Audio Obscura – Adventures In The Anthropocene

News stories about climate change are generally coupled with their own distinct imagery. We are now well used to seeing images of, variously, the terrifying silhouettes of forest fires, of cliff faces or ice shelves crumbling into the ocean, of factory chimneys billowing fumes into the atmosphere, of aerial shots of vast, sprawling megacities or images of mute animals acting as a short-hand for extinction. In this context, there is something both depressing and terrifying about the image that Neil Stringfellow selected for the sleeve image of his follow up to last year’s Audio Obscura album, Love In The Time Of The Anthropocene

Not for Stringfellow these stock images; instead he has chosen something somehow more relatable, more impactful, and more shameful than images that we have become, if not inured to, then certainly used to – a municipal dump, the vast industrialised means of disposing of mankind’s waste en masse, and a row of washing machines, ovens and televisions. The circumstance of their disposal is, of course, not clear, but it is a thought-provoking image nonetheless. Were they replaced because they didn’t fit the household’s aesthetic and changing tastes? Were they replaced because they were no longer working? Could they have been repaired? What will happen to these appliances next? Will they be dismantled, their parts stripped, salvaged and recycled into new appliances? (Unlikely.) Or will they be shipped on vast diesel-powered vessels to distant shores where they will become some other community’s problem? As I said: depressing and terrifying. 

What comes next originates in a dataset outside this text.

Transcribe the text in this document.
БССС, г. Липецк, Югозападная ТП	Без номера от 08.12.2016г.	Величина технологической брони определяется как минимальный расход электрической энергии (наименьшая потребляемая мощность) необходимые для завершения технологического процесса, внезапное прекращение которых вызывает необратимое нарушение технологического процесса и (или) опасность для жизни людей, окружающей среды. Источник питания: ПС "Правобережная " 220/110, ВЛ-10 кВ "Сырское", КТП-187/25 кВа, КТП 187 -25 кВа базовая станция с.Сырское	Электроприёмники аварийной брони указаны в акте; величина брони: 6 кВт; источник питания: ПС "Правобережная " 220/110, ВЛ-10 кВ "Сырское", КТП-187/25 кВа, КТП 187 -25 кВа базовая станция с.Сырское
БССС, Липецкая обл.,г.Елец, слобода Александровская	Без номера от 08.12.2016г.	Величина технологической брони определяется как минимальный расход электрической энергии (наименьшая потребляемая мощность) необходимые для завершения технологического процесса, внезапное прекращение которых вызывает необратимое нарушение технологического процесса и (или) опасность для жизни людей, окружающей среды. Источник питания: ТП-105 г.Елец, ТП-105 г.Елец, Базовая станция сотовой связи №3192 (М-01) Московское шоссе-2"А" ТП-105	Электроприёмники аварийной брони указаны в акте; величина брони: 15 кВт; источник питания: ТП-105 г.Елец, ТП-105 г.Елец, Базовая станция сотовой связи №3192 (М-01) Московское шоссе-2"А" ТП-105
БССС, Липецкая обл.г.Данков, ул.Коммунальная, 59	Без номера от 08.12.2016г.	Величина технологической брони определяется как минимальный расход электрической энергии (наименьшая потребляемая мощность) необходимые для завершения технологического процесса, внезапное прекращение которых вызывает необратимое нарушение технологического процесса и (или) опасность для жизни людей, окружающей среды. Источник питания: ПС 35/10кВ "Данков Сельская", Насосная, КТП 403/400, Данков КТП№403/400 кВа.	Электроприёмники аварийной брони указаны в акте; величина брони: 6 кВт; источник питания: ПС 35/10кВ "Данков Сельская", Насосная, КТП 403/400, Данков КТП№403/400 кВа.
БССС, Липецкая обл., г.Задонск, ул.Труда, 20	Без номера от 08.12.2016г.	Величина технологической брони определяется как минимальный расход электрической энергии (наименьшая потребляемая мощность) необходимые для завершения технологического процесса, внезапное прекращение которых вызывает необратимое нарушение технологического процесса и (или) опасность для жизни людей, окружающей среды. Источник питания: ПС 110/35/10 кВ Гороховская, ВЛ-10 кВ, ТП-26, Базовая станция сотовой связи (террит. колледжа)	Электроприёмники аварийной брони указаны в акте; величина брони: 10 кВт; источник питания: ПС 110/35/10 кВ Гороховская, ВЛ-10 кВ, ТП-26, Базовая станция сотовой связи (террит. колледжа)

Adventures In The Anthropocene is, itself, partly recycled. It includes remixes of tracks by Scanner, Belly Full Of Stars and Rupert Lally; it includes an alternative version of ‘The Clattering Train’ from Love In The Time Of The Anthropocene; it includes a thirty-minute live performance of the original album reworked into a single tapestry. The album also includes five new pieces, including the stunning opening track ‘Komorebi 木漏れ日’, named for the untranslatable Japanese expression for sunlight passing through leaves. 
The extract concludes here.